Thirty years ago she was my TA and Girl Friday (and Monday-Thursday), a pro at managing the yearbook staff, helping me with my paper load, and keeping a new teacher sane. She helped me pack up my life in Lexington and even visited me a few years after that in Nashville. In the time since we’d seen each other, she became a mom of twins in Germany who are now the age she was when I met her. Knowing I couldn’t fly home Christmas, she and her sons, Lucas and Max, graciously opened their home to me. And I am so grateful they did.
I knew reconnecting with this old friend would make my first Christmas away from my children bearable. She must have been exhausted after a weeklong business trip to Crete, and when she had time to decorate, cook, clean, and gift shop I have no idea. I do know that when she picked me up from the airport, same warm hug, same wry sense of humor, same kindness and ease, we picked up the friendship as if no time had passed. Now both adults, expats, single moms, we have even more in common.
Who knew in the ’80s two Kentucky girls would spend this Christmas together in Germany? I will never forget walking into her quiet, peaceful home, advent candles glowing before a beautiful tree.
Or wandering the quiet Sunday streets of Idstein, a town founded in the 12th century. The oldest building, the watchtower below, was built around 1170, but became the “witches’ tower” around 1676 during witch hunts similar to those in Salem.
I will never forget talking the new Star Wars movie and books with Lucas and Max who are majoring in German and English (or playing Activity which required game-challenged me to explain, pantomime, or draw the English translation of German words and phrases–like “pipe of an organ” or “beer crate” for my partner to guess).
Or walking with Ingrid, the boys’ grandmother, in green fields flanked by a German wood and a pink sunset after she and Mithu prepared dinner. We returned to a cooked goose and white linen.
Or being invited to the home of Patrik, Arunima’s boyfriend, where I had Christmas lunch with his mom and sister.
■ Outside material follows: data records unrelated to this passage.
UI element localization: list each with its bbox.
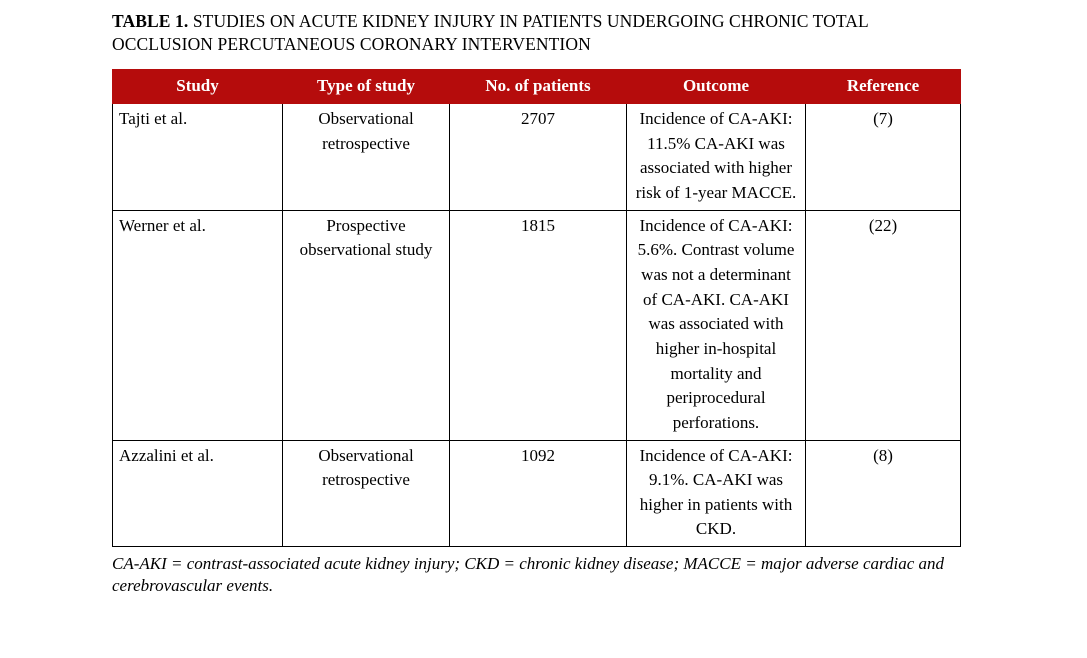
cell-study: Werner et al. bbox=[113, 210, 283, 440]
table-header bbox=[113, 69, 961, 104]
studies-table bbox=[112, 69, 961, 548]
cell-outcome: Incidence of CA-AKI: 5.6%. Contrast volume was not a determinant of CA-AKI. CA-AKI was associated with higher in-hospital mortality and periprocedural perforations. bbox=[627, 210, 806, 440]
caption-label: TABLE 1. bbox=[112, 11, 189, 31]
cell-type-of-study: Prospective observational study bbox=[283, 210, 450, 440]
cell-type-of-study: Observational retrospective bbox=[283, 440, 450, 547]
cell-no-of-patients: 1815 bbox=[450, 210, 627, 440]
cell-type-of-study: Observational retrospective bbox=[283, 104, 450, 211]
cell-reference: (7) bbox=[806, 104, 961, 211]
column-header-type-of-study: Type of study bbox=[283, 69, 450, 104]
caption-text: STUDIES ON ACUTE KIDNEY INJURY IN PATIENTS UNDERGOING CHRONIC TOTAL OCCLUSION PERCUTANEOUS CORONARY INTERVENTION bbox=[112, 11, 869, 55]
table-row bbox=[113, 210, 961, 440]
cell-study: Azzalini et al. bbox=[113, 440, 283, 547]
table-caption bbox=[112, 10, 957, 57]
column-header-reference: Reference bbox=[806, 69, 961, 104]
table-row bbox=[113, 440, 961, 547]
cell-study: Tajti et al. bbox=[113, 104, 283, 211]
column-header-outcome: Outcome bbox=[627, 69, 806, 104]
cell-reference: (8) bbox=[806, 440, 961, 547]
table-body bbox=[113, 104, 961, 547]
cell-reference: (22) bbox=[806, 210, 961, 440]
table-header-row bbox=[113, 69, 961, 104]
table-row bbox=[113, 104, 961, 211]
column-header-no-of-patients: No. of patients bbox=[450, 69, 627, 104]
column-header-study: Study bbox=[113, 69, 283, 104]
table-footnote: CA-AKI = contrast-associated acute kidney injury; CKD = chronic kidney disease; MACCE = major adverse cardiac and cerebrovascular events. bbox=[112, 554, 944, 596]
cell-no-of-patients: 2707 bbox=[450, 104, 627, 211]
cell-outcome: Incidence of CA-AKI: 9.1%. CA-AKI was higher in patients with CKD. bbox=[627, 440, 806, 547]
cell-outcome: Incidence of CA-AKI: 11.5% CA-AKI was associated with higher risk of 1-year MACCE. bbox=[627, 104, 806, 211]
cell-no-of-patients: 1092 bbox=[450, 440, 627, 547]
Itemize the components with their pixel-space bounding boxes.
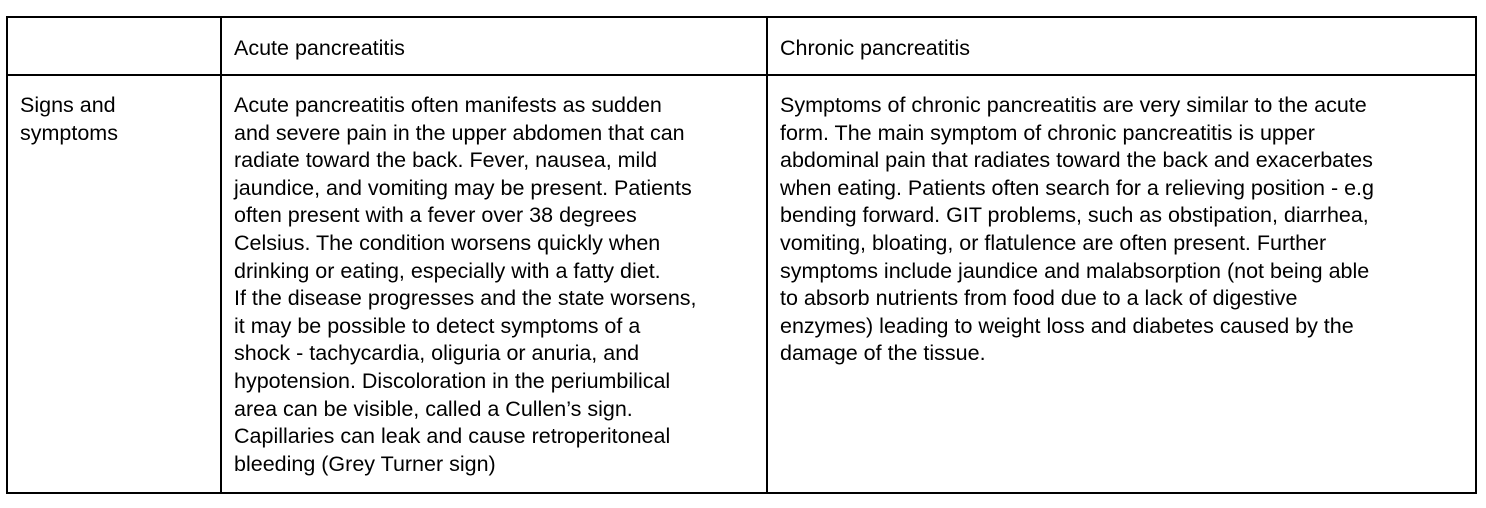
chronic-text-line: when eating. Patients often search for a relieving position - e.g	[780, 175, 1374, 200]
table-header-row	[7, 17, 1476, 75]
acute-text-line: shock - tachycardia, oliguria or anuria, and	[234, 341, 640, 366]
chronic-symptoms-cell	[767, 75, 1476, 493]
chronic-text-line: abdominal pain that radiates toward the back and exacerbates	[780, 148, 1373, 173]
chronic-text-line: to absorb nutrients from food due to a lack of digestive	[780, 286, 1298, 311]
chronic-text-line: enzymes) leading to weight loss and diabetes caused by the	[780, 313, 1354, 338]
acute-text-line: jaundice, and vomiting may be present. Patients	[234, 175, 692, 200]
comparison-table	[6, 16, 1477, 494]
chronic-text-line: symptoms include jaundice and malabsorption (not being able	[780, 258, 1370, 283]
acute-text-line: Capillaries can leak and cause retroperitoneal	[234, 424, 671, 449]
chronic-text-line: Symptoms of chronic pancreatitis are very similar to the acute	[780, 93, 1367, 117]
header-chronic-pancreatitis: Chronic pancreatitis	[767, 17, 1476, 75]
chronic-text-line: damage of the tissue.	[780, 341, 986, 366]
acute-text-line: and severe pain in the upper abdomen that can	[234, 120, 685, 145]
row-label-line: Signs and	[20, 93, 116, 117]
row-label-line: symptoms	[20, 120, 118, 145]
acute-text-line: Celsius. The condition worsens quickly when	[234, 230, 661, 255]
acute-text-line: it may be possible to detect symptoms of a	[234, 313, 641, 338]
acute-text-line: radiate toward the back. Fever, nausea, mild	[234, 148, 658, 173]
chronic-text-line: bending forward. GIT problems, such as obstipation, diarrhea,	[780, 203, 1369, 228]
row-label-cell	[7, 75, 221, 493]
acute-symptoms-cell	[221, 75, 767, 493]
header-corner-cell	[7, 17, 221, 75]
header-acute-pancreatitis: Acute pancreatitis	[221, 17, 767, 75]
table-row-signs-and-symptoms	[7, 75, 1476, 493]
acute-text-line: hypotension. Discoloration in the periumbilical	[234, 368, 671, 393]
chronic-text-line: form. The main symptom of chronic pancreatitis is upper	[780, 120, 1315, 145]
chronic-text-line: vomiting, bloating, or flatulence are often present. Further	[780, 230, 1327, 255]
acute-text-line: bleeding (Grey Turner sign)	[234, 451, 496, 476]
acute-text-line: Acute pancreatitis often manifests as sudden	[234, 93, 662, 117]
acute-text-line: drinking or eating, especially with a fatty diet.	[234, 258, 661, 283]
acute-text-line: If the disease progresses and the state worsens,	[234, 286, 697, 311]
acute-text-line: often present with a fever over 38 degrees	[234, 203, 637, 228]
acute-text-line: area can be visible, called a Cullen’s sign.	[234, 396, 633, 421]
Or the night before I left, after a week of all the food, food, food (to be said in the rhythm of Dr. Zeus) Arunima served,
we relaxed, talked, and laughed over wine and a movie. Prost! (Cheers!) to her visiting me in Marrakesh soon.
As 2016 calls us to all look ahead in hope,
I love that “Auld Lang Syne” (meaning “for the sake of old times”) reminds us to first look back in gratitude, remembering one of life’s greatest gifts, old friends.